Key Blocks – The wooden blocks at the two ends of the keyboard. They are decorative in a vertical, and they position the action in relation to the strings in a grand.
Key Slip – The decorative wooden strip that runs the width of the piano in front of the keys.
Key Tops – The plastic, ivory, or wooden coverings on the playing surfaces of the keys.
Lost Motion – Slack in the action or trapwork, resulting in part of the motion of keys or pedals being wasted in taking up this slack.
Lyre – The assembly on a grand piano that descends from the case bottom and holds the pedals.
Pedals – Foot operated levers, two or three in number, that perform special operations, such as sustaining or softening the piano’s sound.
Piano Life Saver System – A built-in climate control system that uses a constant cycling of humidification and dehumidification to maintain a stable overall humidity level within a piano.
Piano Tuner – A person who tunes pianos. Typically, a piano tuner will only tune and perform small basic repairs on a piano.
Piano Technician – A person who tunes and repairs pianos. A technician is formally trained to perform all types of work on any make of piano (includes repairs, regulation, replacement of all parts, reconditioning, and rebuilding).
Pin Block – A Laminated hardwood plank in which the tuning pins are embedded and held by friction.
Plate – The primary structural framework of a piano, made of cast iron, across which the strings are stretched.
Practice Pedal – The middle pedal on some vertical pianos. Pressing the pedal lowers a strip of felt between the hammers and strings to muffle the sound.
Rebuilding – A complete restoration of the piano, putting it in like-new condition.
Reconditioning – A partial restoration of a piano, replacing or repairing worn and aged parts to return the consistency of play and sound.
Regulation – The state of adjustment, proper or improper, of the piano action.
Spinet – A small vertical piano, usually 36 to 39 inches tall, with an indirect blow action.
Sostenuto Pedal – The middle pedal on most grand, and a few vertical, pianos. It sustains only those notes being played at the moment the pedal is pressed.
Soundboard – A large, thin wooden diaphragm that amplifies the strings’ vibrating energy into sounds that we can hear.
Studio Piano – A vertical piano, usually from 43 to 47 inches tall, with a full size direct blow action.
Trapwork – The assemblage of levers, dowels, and springs and connect the pedals to the action.

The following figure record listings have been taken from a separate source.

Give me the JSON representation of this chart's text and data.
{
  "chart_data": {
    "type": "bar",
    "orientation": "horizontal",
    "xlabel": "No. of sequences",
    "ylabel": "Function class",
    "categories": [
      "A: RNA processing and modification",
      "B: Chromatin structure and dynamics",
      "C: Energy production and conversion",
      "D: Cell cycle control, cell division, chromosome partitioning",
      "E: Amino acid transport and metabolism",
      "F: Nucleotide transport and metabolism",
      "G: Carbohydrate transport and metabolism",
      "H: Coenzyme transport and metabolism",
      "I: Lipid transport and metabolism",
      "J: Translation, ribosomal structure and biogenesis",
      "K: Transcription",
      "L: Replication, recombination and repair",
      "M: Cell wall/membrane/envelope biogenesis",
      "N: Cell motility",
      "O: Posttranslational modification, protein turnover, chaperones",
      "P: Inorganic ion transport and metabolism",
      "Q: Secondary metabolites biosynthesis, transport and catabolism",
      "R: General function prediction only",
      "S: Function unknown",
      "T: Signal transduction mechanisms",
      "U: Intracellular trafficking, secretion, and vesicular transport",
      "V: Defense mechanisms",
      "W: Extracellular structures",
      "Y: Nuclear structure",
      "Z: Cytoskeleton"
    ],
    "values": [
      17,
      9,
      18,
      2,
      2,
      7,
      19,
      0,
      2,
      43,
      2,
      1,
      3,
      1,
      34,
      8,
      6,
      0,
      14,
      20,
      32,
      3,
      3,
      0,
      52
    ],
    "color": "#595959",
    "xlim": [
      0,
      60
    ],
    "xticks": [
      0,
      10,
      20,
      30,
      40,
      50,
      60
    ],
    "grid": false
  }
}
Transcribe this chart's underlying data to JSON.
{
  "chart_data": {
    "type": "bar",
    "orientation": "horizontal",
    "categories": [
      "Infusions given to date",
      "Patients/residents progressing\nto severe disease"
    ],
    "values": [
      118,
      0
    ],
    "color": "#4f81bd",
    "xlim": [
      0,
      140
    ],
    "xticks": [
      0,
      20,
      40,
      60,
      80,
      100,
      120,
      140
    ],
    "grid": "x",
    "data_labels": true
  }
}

Tuning – Adjusting the tension of the strings so they sound in harmony with each other according to certain laws and customs.
Tuning Pins – Metal pins around which one end of each string is coiled. Turning a tuning pin adjusts the tension at which a string is stretched.
Una Corda Pedal – The left-hand pedal on most grand pianos. This pedal shifts the action slightly so that the treble hammers hit only two strings each, softening the overall sound.
Vertical Piano – A piano whose strings are stretched vertically, perpendicular to the floor.